Vacation without William


Day 1. We get a late start, Jonesy cursing all the pet-made messes. SSW continues to shred paper while we tidy, so when the house cleaning is finished, he has made new flotsam. Circular, endless.

The two dogs vie for who gets to be nearest the front of the car, noses or paws on the armrest. Once we get to the lake, Lulu bursts out of the car, an explosion of barking and leaping. TK smiles and smiles.

Day 2. We drive a half-hour to the grocery store (Ach! we have no coffee!) where Jonsey insists on a chocolate box cake with cream cheese factory frosting. When I make it a few days later, she feels caked-out after a couple of pieces, moaning about how there is so much more to eat. She makes me promise not to let her cajole me into buying another cake to make on vacation.

Lulu rolls on a dead fish and is summoned by Jonesy for a hose-bath outside, which she partakes in humbly, gently, tail-tucked.

Day 3. The dogs are starting to slow down. They stand around sleepy-eyed after breakfast, but then startle alert when you mention the word beach or walk. Anytime we leave the house without the dogs, Lulu shrieks and paces—you can hear her barking move from one side of the house to the other as we get into the car. Her utter belief in abandonment is heartbreaking.

We’ve seen a small village of pileated woodpeckers so far—one bird was stumbling around the tall grass, another above it. This year’s inexperienced broods?

A large porcupine crosses the road in front of our car near the house, a creature in no hurry, so we stop, and I roll down my window to send him salutations as he enters the weeds.

Day 4. Jonesy tried to encourage the dogs to “go enjoy their dogness” out in woods. They prefer to stare at us through the screen door, pleading to be let in.

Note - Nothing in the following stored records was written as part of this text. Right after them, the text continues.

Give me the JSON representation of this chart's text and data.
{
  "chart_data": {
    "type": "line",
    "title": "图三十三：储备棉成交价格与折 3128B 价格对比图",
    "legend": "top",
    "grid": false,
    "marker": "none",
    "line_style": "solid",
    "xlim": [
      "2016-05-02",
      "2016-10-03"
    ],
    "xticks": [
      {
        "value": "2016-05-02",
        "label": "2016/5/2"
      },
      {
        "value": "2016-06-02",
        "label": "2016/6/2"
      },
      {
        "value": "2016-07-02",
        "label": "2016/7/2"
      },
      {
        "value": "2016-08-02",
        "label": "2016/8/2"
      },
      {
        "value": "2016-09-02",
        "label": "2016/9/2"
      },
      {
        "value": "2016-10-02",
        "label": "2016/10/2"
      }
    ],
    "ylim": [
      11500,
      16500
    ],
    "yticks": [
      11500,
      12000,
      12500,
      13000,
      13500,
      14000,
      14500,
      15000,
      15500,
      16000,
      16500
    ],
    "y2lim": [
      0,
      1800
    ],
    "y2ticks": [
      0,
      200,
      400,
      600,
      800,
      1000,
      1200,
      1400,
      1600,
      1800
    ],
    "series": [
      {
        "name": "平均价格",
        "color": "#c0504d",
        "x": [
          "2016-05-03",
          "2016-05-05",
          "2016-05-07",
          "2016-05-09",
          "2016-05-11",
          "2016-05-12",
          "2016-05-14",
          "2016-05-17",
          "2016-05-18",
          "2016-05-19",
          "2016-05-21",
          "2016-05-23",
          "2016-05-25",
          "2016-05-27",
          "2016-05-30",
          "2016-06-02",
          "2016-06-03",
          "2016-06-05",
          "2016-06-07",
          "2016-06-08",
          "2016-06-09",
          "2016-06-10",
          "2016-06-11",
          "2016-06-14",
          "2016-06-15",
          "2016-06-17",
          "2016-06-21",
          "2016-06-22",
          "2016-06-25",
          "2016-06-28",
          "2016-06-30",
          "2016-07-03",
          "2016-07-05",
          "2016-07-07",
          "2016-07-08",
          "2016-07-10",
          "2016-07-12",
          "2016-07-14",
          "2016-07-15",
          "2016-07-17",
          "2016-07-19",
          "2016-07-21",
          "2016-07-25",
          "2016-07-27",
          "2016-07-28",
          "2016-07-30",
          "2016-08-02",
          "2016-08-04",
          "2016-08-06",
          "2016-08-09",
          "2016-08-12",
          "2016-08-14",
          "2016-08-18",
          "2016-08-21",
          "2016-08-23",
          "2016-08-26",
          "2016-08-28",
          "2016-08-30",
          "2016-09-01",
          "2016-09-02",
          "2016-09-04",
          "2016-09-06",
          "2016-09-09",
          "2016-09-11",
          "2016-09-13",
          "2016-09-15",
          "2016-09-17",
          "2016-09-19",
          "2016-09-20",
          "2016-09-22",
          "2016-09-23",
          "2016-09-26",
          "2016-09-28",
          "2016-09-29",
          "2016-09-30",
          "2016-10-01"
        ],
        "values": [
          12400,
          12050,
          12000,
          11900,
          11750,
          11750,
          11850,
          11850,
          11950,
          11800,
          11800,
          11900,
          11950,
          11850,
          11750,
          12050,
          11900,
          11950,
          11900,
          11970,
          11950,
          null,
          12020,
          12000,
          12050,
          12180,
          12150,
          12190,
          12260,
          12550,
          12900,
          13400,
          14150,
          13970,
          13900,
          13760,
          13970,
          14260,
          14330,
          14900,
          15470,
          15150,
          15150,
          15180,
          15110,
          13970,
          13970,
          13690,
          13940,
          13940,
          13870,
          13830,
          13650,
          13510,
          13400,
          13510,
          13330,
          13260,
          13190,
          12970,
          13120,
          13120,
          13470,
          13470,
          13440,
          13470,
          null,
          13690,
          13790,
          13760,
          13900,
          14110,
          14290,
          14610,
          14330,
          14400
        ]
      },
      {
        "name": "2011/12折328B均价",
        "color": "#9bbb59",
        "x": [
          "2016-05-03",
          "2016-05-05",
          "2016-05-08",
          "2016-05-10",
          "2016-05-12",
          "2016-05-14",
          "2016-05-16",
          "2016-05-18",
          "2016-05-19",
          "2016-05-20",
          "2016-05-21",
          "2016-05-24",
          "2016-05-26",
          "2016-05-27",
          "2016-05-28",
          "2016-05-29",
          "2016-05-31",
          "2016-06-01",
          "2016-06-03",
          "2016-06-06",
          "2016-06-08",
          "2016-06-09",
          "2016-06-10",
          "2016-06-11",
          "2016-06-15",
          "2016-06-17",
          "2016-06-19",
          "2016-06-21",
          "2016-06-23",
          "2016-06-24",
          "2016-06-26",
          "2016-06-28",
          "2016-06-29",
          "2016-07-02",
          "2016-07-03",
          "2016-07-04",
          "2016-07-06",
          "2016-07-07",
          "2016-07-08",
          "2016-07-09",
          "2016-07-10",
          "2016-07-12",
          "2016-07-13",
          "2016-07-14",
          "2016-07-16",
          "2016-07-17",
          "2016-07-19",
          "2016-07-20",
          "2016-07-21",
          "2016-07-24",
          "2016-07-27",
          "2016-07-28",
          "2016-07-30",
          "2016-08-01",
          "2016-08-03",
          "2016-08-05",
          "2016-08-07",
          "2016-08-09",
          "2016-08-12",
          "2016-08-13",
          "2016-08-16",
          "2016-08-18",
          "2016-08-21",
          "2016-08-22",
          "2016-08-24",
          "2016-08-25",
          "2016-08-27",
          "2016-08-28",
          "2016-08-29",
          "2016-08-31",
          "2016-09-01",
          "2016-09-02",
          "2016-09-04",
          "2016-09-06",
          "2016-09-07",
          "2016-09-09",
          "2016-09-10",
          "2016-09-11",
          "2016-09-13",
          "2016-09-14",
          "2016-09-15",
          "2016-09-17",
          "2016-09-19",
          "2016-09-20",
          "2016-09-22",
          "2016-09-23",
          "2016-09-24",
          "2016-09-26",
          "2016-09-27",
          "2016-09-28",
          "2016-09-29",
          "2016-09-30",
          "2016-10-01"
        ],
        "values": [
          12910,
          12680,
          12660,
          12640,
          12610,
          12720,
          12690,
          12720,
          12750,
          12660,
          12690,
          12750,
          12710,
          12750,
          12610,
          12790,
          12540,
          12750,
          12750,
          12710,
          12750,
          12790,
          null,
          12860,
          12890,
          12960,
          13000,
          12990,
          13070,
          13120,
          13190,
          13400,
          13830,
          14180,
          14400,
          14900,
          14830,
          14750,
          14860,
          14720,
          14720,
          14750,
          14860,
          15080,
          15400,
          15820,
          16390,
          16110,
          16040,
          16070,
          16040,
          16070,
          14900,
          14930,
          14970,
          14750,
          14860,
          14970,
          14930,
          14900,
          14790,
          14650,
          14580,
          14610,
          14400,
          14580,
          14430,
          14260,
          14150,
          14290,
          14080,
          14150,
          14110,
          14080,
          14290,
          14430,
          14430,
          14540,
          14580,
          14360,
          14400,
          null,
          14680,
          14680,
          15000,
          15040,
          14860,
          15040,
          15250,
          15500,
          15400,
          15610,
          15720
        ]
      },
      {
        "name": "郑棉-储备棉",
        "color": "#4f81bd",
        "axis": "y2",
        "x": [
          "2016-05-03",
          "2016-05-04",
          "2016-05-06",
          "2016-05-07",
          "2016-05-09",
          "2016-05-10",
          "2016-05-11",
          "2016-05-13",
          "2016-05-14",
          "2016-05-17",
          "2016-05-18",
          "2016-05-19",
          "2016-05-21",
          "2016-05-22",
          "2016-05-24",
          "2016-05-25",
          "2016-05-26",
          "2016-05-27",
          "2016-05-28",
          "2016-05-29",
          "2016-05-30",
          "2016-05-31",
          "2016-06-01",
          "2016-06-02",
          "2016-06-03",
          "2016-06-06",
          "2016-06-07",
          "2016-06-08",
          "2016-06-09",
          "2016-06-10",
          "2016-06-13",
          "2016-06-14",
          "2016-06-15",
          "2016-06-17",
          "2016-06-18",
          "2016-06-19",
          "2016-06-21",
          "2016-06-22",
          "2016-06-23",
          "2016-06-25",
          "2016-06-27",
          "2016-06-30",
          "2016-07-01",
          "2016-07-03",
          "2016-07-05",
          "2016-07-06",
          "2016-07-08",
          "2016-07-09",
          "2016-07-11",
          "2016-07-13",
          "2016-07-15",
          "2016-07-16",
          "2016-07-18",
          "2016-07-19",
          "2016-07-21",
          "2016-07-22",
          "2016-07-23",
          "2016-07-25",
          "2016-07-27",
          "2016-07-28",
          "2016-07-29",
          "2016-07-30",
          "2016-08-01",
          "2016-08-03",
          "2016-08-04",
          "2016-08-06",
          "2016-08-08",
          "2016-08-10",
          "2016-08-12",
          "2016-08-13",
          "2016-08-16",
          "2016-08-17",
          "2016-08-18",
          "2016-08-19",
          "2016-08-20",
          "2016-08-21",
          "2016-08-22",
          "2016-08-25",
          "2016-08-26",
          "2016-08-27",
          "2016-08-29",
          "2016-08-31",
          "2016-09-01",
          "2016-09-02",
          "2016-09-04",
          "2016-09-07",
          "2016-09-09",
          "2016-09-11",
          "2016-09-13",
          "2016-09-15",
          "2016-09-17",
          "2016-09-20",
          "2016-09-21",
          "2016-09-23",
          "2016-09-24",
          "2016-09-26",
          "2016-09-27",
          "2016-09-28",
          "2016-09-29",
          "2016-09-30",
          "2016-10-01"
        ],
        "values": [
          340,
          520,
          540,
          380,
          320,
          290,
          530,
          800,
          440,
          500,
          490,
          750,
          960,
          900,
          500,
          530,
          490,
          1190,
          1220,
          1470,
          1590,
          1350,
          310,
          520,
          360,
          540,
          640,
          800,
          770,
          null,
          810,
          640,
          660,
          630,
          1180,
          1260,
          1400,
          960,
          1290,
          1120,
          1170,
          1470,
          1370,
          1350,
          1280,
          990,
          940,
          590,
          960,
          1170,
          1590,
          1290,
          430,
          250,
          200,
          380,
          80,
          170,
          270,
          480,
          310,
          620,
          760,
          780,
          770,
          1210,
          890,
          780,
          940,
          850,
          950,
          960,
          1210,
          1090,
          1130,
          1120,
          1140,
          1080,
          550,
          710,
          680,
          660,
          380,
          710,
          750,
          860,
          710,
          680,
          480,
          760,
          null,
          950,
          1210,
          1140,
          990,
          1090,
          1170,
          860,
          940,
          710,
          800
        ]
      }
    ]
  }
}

We go driving without the dogs (since they abhor waiting in the car, preferring to freak out as we walk away), out about the lakeshore, visiting little towns. I stumble around a dusty bookstore of 40,000 titles while Jonesy falls asleep on a wicker couch in the sun. We leave with a Sherman Alexie book,
The Absolutely True Diary of a Part-Time Indian
.

Day 5. Jonesy finds three grey hairs on my head. I think she is a liar.

Each day, we swim in Lake Superior, a brisk, enlivening experience—quite bracing! as Jonesy likes to say, comparing it to water off England. By now the dogs can barely stay awake at anytime of the day. This is first time I realize TK is old; her legs are unsteady on the lake rocks, she drags her left rear foot sometimes, leaving a nail-trace in the sand.

Day 6. The perfect weather ends—as we start to park the car, it pours. The hatchback had been open to air it out, and before it rained, the dogs sat in the back, looking out, ready to go.

When we get home, it is dark, and our bird-sitter has put SSW to bed. We hear him whispering to himself, and he won’t come out of his cage for me, but immediately runs up Jonesy’s arm. Now it’s clear whom he loves best. And his head bobbing begins.